The staff of less than 100 handles 3.5 million investors, $150 billion in assets and $1.4 billion in contributions a month. "We're small and efficient," Tom says, adding that " the program only costs six basis points, compared to the typical 50 to 150 basis points a privately managed fund would charge."
The plan has three types of investors:
- Pre-1984 employees, who can put up to 10 percent into the plan, but get no match since they retain their pre-TSP retirement plan.
- Post-1986 employees, who are eligible for up to a 4 percent match and a one percent automatic contribution.
- Uniformed services employees, who have the same benefits as the pre-1984 employees, but only have been eligible for the program since 2001.
Tom says the participation rates for those groups are 70 percent, 86 percent and 20 percent respectively. "I think the number of uniformed service participation will go up. Officers and NCO's are the largest group getting into it now. Once they get a history with it, they'll tell younger troops what a good deal it is."
As legal advisor, on any given day, Tom could be discussing any number of issues from fiduciary responsibility to the tax code to privacy issues to personnel law, a breadth of practice he enjoys. "There is always something new. It is very mission-oriented, like the Army. We're interested in doing the right thing."
A 20-year Army veteran, Tom does not hide his enthusiasm for the program. In his previous job with the Armed Forces Tax Council, he drafted legislation to allow the military into the plan.
"For a long time, some in the government said the military already had a retirement plan in place. They didn't see the need for it... It is a great plan.

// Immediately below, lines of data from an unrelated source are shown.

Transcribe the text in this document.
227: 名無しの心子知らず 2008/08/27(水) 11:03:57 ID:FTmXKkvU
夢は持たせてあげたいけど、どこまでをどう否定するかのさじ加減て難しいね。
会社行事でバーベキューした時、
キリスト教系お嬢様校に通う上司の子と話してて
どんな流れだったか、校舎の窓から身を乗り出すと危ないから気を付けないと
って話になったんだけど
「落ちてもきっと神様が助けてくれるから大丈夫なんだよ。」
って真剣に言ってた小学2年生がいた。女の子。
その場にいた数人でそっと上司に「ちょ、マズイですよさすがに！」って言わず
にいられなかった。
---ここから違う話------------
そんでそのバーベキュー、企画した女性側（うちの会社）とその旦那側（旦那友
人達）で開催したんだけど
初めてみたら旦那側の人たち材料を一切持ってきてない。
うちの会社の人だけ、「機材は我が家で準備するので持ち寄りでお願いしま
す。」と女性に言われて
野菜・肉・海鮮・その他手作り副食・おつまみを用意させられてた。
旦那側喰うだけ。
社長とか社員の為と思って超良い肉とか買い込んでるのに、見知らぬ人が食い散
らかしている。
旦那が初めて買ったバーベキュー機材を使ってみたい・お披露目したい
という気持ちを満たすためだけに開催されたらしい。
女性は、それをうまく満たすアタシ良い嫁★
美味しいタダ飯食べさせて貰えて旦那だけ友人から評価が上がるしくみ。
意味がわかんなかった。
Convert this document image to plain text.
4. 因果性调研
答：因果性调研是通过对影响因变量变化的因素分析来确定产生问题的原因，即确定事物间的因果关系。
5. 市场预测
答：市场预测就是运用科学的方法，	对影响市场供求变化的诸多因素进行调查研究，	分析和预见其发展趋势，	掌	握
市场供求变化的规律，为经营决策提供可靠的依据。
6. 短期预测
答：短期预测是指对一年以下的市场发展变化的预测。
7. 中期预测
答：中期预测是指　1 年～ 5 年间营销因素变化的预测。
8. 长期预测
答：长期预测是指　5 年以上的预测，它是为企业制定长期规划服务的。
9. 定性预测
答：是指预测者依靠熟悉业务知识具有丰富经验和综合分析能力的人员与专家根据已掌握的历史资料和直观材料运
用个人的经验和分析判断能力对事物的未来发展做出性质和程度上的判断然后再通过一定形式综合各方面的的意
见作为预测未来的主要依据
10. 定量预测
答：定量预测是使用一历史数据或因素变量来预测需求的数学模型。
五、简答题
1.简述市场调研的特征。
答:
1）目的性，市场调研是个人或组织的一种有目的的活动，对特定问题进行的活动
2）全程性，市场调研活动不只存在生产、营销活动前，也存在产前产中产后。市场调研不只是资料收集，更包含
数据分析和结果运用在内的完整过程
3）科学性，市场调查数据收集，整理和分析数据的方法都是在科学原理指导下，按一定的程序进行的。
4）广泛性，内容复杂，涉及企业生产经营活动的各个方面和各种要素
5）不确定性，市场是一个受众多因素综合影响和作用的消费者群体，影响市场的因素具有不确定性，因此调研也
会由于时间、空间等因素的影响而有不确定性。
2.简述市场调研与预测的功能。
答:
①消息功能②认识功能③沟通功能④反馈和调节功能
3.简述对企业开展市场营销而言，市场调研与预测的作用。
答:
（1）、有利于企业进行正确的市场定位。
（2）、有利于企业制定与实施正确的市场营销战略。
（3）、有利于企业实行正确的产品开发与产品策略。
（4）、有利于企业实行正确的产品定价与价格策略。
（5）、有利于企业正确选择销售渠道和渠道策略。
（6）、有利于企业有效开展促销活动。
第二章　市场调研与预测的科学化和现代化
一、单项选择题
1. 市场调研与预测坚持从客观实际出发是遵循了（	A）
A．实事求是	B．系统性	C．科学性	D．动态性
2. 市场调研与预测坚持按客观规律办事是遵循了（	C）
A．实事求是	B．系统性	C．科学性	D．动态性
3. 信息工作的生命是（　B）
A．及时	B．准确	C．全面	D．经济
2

I wish it had been available when I was a young lieutenant, but I'm glad it is available for all the new uniformed personnel."

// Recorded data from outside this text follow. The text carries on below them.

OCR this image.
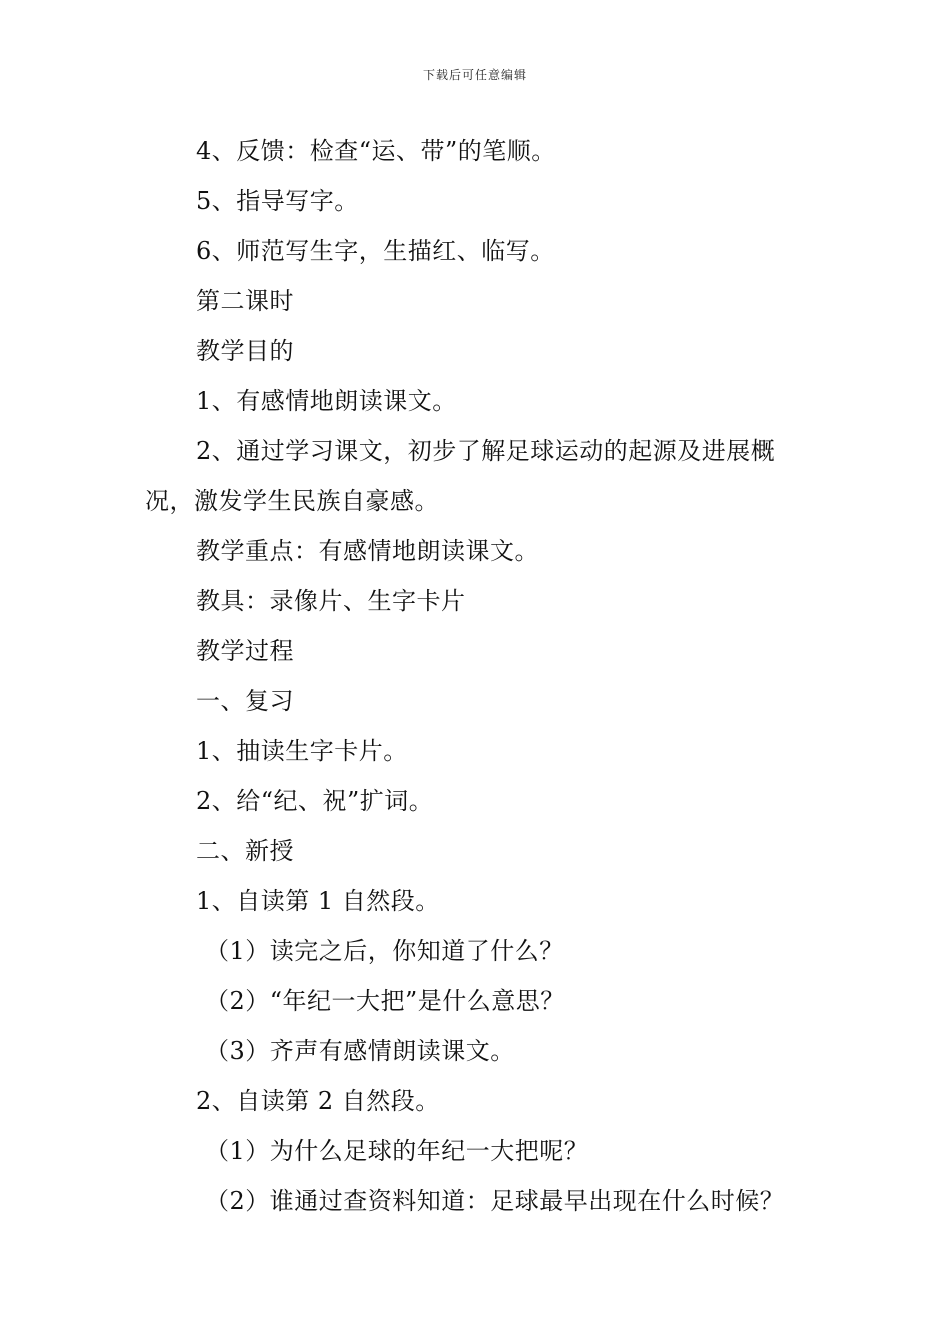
下载后可任意编辑
4、反馈：检查“运、带”的笔顺。
5、指导写字。
6、师范写生字，生描红、临写。
第二课时
教学目的
1、有感情地朗读课文。
2、通过学习课文，初步了解足球运动的起源及进展概
况，激发学生民族自豪感。
教学重点：有感情地朗读课文。
教具：录像片、生字卡片
教学过程
一、复习
1、抽读生字卡片。
2、给“纪、祝”扩词。
二、新授
1、自读第 1 自然段。
（1）读完之后，你知道了什么？
（2）“年纪一大把”是什么意思？
（3）齐声有感情朗读课文。
2、自读第 2 自然段。
（1）为什么足球的年纪一大把呢？
（2）谁通过查资料知道：足球最早出现在什么时候？
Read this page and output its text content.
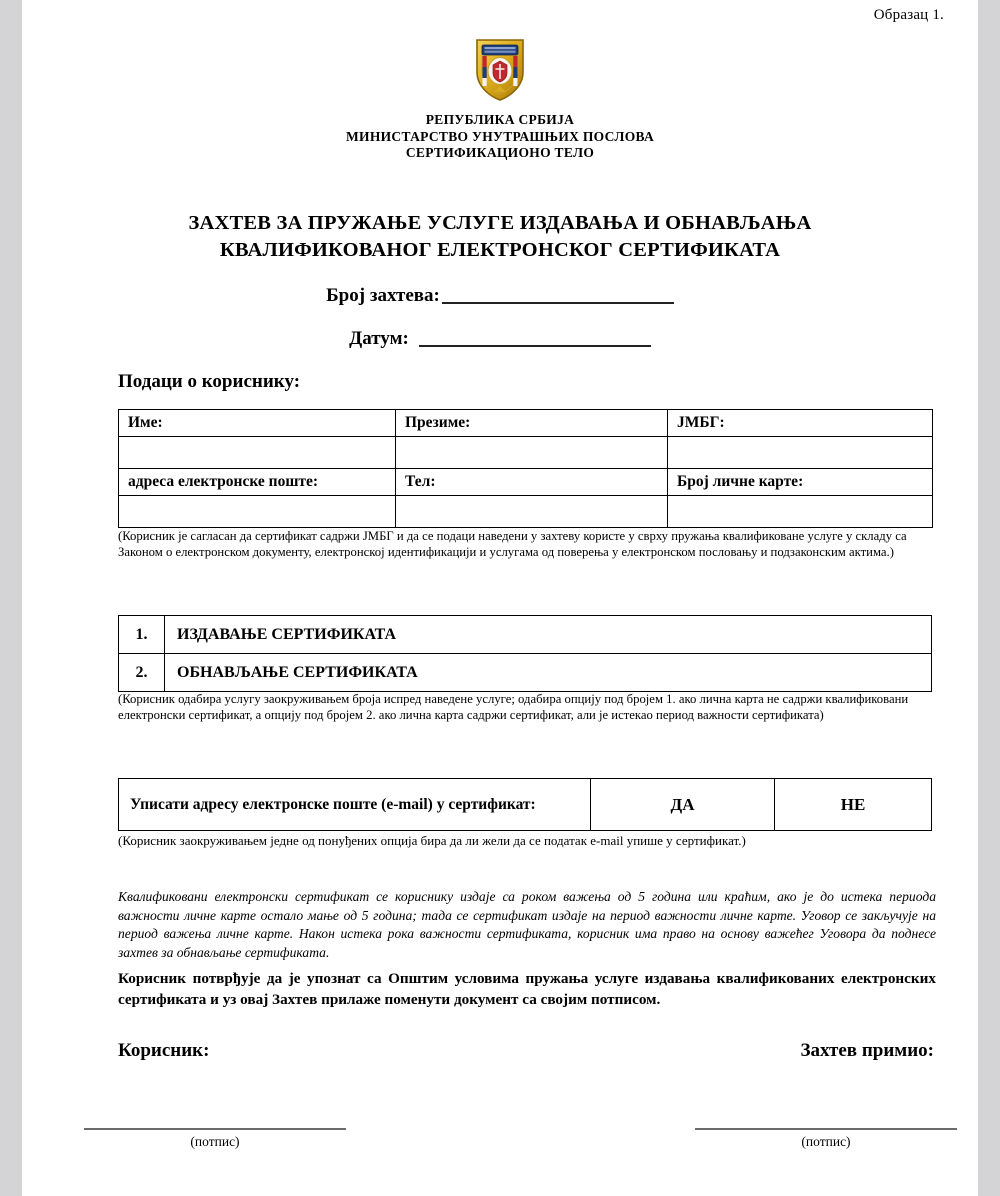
Образац 1.
РЕПУБЛИКА СРБИЈА
МИНИСТАРСТВО УНУТРАШЊИХ ПОСЛОВА
СЕРТИФИКАЦИОНО ТЕЛО
ЗАХТЕВ ЗА ПРУЖАЊЕ УСЛУГЕ ИЗДАВАЊА И ОБНАВЉАЊА
КВАЛИФИКОВАНОГ ЕЛЕКТРОНСКОГ СЕРТИФИКАТА
Број захтева:
Датум:
Подаци о кориснику:
Име:	Презиме:	ЈМБГ:

адреса електронске поште:	Тел:	Број личне карте:

(Корисник је сагласан да сертификат садржи ЈМБГ и да се подаци наведени у захтеву користе у сврху пружања квалификоване услуге у складу са Законом о електронском документу, електронској идентификацији и услугама од поверења у електронском пословању и подзаконским актима.)
1.	ИЗДАВАЊЕ СЕРТИФИКАТА
2.	ОБНАВЉАЊЕ СЕРТИФИКАТА
(Корисник одабира услугу заокруживањем броја испред наведене услуге; одабира опцију под бројем 1. ако лична карта не садржи квалификовани електронски сертификат, а опцију под бројем 2. ако лична карта садржи сертификат, али је истекао период важности сертификата)
Уписати адресу електронске поште (e-mail) у сертификат:	ДА	НЕ
(Корисник заокруживањем једне од понуђених опција бира да ли жели да се податак e-mail упише у сертификат.)
Квалификовани електронски сертификат се кориснику издаје са роком важења од 5 година или краћим, ако је до истека периода важности личне карте остало мање од 5 година; тада се сертификат издаје на период важности личне карте. Уговор се закључује на период важења личне карте. Након истека рока важности сертификата, корисник има право на основу важећег Уговора да поднесе захтев за обнављање сертификата.
Корисник потврђује да је упознат са Општим условима пружања услуге издавања квалификованих електронских сертификата и уз овај Захтев прилаже поменути документ са својим потписом.
Корисник:	Захтев примио:
(потпис)	(потпис)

The son of a World War II pilot, Tom says he always held a favorable view of the military, but did not decide to go that route until his second year in law school when he interned with the Judge Advocate General's office. "It has taken me to a lot of interesting places, and provided a lot of interesting stories," he says.
One of the most rewarding but difficult experiences was working in the Pentagon Family Assistance Center, formed after Sept. 11, to aid families who lost loved ones in the attacks. The center opened Sept.12 and Tom helped set up the legal support staff. "It was really hard, but rewarding. You'd hear people's stories and see their loss. At the end of the day, you'd go home and the tears would just flow."
His other accomplishments include writing legislation making military wills uniform for all jurisdictions and allowing family members of military personnel to provide volunteer help in military legal offices. He also drafted several tax proposals for members of the armed forces that were enacted by Congress.
As for his career-long interest in tax law, he credits that to his OSU days. "I always had a vague notion that I'd get into international law," he says. "I took a liking to taxation. Professor Mike Rose was always accessible and he made tax law interesting."
Born and raised in Columbus, Tom attended Miami University before finishing his undergraduate work at OSU with his wife Susan, also an OSU graduate. They have two children: Tanya, a current OSU student, and Philip, an undergraduate at the University of Virginia, who is currently considering law schools.